Metabolism: Rosuvastatin is not extensively metabolized; approximately 10% of a radio-labeled dose is recovered as metabolite. The major metabolite is N-desmethyl Rosuvastatin, which is formed principally by cytochrome P450 2C9, and in vitro studies have demonstrated that N-desmethyl Rosuvastatin has approximately one-sixth to one-half the HMG-CoA reductase inhibitory activity of Rosuvastatin. Overall, greater than 90% of active plasma HMG-CoA reductase inhibitory activity is accounted for by Rosuvastatin.
Excretion: Following oral administration, Rosuvastatin and its metabolites are primarily excreted in the feces (90%). The elimination half-life (t1/2) of Rosuvastatin is approximately 19 hours.

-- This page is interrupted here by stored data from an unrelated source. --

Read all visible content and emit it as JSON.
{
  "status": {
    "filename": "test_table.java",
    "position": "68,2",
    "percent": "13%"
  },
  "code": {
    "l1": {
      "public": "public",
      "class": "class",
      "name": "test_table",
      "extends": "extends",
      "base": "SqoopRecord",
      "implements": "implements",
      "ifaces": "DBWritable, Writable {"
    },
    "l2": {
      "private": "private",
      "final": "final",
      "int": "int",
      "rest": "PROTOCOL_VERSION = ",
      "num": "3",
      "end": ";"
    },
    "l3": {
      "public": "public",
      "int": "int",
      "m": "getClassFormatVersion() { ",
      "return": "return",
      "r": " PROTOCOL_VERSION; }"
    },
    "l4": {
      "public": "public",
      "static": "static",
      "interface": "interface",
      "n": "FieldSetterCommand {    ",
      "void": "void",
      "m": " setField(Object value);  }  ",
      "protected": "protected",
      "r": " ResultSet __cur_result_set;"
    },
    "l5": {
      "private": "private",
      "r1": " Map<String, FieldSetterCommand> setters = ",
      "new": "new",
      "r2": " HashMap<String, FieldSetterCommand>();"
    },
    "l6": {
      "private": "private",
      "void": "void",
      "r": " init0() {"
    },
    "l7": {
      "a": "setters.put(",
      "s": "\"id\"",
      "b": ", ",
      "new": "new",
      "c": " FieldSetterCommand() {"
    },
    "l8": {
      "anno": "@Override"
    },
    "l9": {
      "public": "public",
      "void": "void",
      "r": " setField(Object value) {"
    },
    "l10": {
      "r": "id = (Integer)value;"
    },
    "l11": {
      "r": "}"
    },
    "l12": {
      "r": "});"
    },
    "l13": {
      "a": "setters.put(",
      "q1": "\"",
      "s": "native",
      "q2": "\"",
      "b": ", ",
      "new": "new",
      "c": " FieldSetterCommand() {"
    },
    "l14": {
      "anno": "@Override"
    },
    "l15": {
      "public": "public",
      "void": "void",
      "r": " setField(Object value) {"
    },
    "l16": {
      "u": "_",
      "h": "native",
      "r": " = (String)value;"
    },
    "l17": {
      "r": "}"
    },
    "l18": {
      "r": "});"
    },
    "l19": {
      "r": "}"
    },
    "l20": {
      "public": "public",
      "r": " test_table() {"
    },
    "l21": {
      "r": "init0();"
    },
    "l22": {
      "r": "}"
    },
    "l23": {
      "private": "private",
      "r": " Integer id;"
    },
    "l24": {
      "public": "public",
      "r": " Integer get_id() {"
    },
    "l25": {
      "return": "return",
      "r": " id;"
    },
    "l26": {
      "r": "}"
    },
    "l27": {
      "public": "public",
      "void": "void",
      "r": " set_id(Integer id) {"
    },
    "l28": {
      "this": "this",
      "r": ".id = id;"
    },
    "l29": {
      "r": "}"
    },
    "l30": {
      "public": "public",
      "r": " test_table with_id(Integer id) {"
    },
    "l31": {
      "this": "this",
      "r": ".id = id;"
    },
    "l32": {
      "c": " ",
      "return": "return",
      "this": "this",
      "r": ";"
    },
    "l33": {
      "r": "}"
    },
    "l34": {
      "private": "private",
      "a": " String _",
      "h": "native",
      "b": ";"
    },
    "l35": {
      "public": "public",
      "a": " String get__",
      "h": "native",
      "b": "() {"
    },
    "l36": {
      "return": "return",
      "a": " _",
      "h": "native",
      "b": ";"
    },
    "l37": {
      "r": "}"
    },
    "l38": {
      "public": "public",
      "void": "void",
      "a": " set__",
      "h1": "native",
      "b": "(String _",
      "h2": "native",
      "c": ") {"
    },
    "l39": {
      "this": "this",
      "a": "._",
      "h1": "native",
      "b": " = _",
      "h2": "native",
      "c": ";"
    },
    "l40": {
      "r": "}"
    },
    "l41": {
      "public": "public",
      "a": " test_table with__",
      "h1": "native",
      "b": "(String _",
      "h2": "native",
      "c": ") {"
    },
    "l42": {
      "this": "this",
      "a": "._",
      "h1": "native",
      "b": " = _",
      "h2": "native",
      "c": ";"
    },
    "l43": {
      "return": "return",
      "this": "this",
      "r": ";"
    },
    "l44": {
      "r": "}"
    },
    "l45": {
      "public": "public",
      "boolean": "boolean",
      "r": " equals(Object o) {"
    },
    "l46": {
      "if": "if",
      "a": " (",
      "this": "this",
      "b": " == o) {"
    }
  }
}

Renal Insufficiency: Plasma concentrations of Rosuvastatin increased to a clinically significant extent (about 3-fold) in patients with severe renal impairment (ClCr < 30 mL/min/1.73m2) compared with healthy subjects (ClCr >80 mL/min/1.73 m2).
Hemodialysis: Steady-state plasma concentrations of Rosuvastatin in patients on chronic hemodialysis were approximately 50% greater compared with healthy volunteer subjects with normal renal function.
Hepatic insufficiency: In patients with chronic alcohol liver disease, plasma concentrations of Rosuvastatin were modestly increased. In patients with Child-Pugh A disease, Cmax and AUC were increased by 60% and 5%, respectively, as compared with patients with normal liver function. In patients with Child-Pugh B disease, Cmax and AUC were increased 100% and 21%, respectively, compared with patients with normal liver function.